Pour certains, cette domination a un prix. Audrey Dana regrette parfois un manque de folie et appelle à des créations originales françaises "moins 'algorithmées'". Comme si "on nous proposait finalement toujours la même chose", embraye Grégory Levasseur. Un constat à tempérer selon Chloé Delaporte, car la plateforme applique les codes qui accompagnent le cinéma depuis ses débuts.

"Netflix veut assurer les profits et doit trouver un équilibre entre la répétition, les licences, les suites, mais aussi les innovations. Pour un leader du secteur, répéter ce qui a déjà eu du succès est une formule qui fonctionne très bien."

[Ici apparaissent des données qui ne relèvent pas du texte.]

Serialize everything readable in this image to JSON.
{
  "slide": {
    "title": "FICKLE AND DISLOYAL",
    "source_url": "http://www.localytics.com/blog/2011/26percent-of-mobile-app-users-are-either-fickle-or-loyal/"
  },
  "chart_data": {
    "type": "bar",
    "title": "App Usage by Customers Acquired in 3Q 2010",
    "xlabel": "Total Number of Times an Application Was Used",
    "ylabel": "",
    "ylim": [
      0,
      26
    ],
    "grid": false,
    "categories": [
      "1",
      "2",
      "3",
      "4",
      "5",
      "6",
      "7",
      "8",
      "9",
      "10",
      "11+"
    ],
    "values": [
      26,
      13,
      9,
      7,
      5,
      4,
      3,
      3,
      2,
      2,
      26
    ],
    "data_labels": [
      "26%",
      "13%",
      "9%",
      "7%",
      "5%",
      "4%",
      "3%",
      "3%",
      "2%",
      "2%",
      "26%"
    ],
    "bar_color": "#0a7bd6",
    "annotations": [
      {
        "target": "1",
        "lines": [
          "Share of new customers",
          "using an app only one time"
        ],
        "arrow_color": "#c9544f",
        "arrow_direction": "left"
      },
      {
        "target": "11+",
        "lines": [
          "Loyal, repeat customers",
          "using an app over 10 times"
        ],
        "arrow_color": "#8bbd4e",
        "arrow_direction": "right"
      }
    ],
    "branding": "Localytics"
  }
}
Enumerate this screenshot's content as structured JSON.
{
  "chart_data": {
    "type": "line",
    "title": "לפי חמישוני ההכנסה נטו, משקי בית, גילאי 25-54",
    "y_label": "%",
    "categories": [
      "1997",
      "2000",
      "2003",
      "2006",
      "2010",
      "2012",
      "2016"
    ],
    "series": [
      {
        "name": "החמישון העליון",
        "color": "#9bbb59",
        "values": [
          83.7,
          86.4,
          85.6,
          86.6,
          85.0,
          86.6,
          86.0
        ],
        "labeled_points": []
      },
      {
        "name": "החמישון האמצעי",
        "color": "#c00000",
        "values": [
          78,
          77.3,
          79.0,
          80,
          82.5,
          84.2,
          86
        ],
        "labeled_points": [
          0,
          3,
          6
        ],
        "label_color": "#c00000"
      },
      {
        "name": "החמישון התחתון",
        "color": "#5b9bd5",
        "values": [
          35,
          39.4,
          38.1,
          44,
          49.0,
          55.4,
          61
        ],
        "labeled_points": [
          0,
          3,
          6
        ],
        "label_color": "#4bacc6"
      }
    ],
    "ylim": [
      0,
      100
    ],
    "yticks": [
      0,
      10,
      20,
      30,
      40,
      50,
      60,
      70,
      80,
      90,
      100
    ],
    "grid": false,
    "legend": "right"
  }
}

Chloé Delaporte, enseignante-chercheuse en socio-économie du cinéma

à franceinfo

En revanche, Netflix sait imposer sa formule, celle de l'efficacité. "La règle en général, c’est qu’il n’y a pas d’acte 1, détaillent Nicolas Slomka et Matthieu Rumani. Il faut être dans l’action dès le début." Car la plateforme sait au bout de combien de temps – parfois quelques secondes – le spectateur se fait une idée sur un contenu et s’il va rester. Elle va jusqu'à dispenser des formations à ses scénaristes, qui passent plusieurs jours avec un showrunner américain. "Ça uniformise peut-être le style, mais pas les genres abordés", défendent les deux scénaristes.

Dix ans après son arrivée, Netflix est "en place", comme l'acteur Jean-Pascal Zadi, tête d'affiche de la série éponyme. Capable de s'offrir les plus grandes stars de la planète, la plateforme ne devrait pas changer sa stratégie "glocale" (globale et locale), qui a fait ses preuves. Mais elle navigue désormais dans un marché de plus en plus concurrentiel. "Ils ont ouvert le livre, résument Nicolas Slomka et Matthieu Rumani, mais les autres ont aussi envie d’écrire leur chapitre."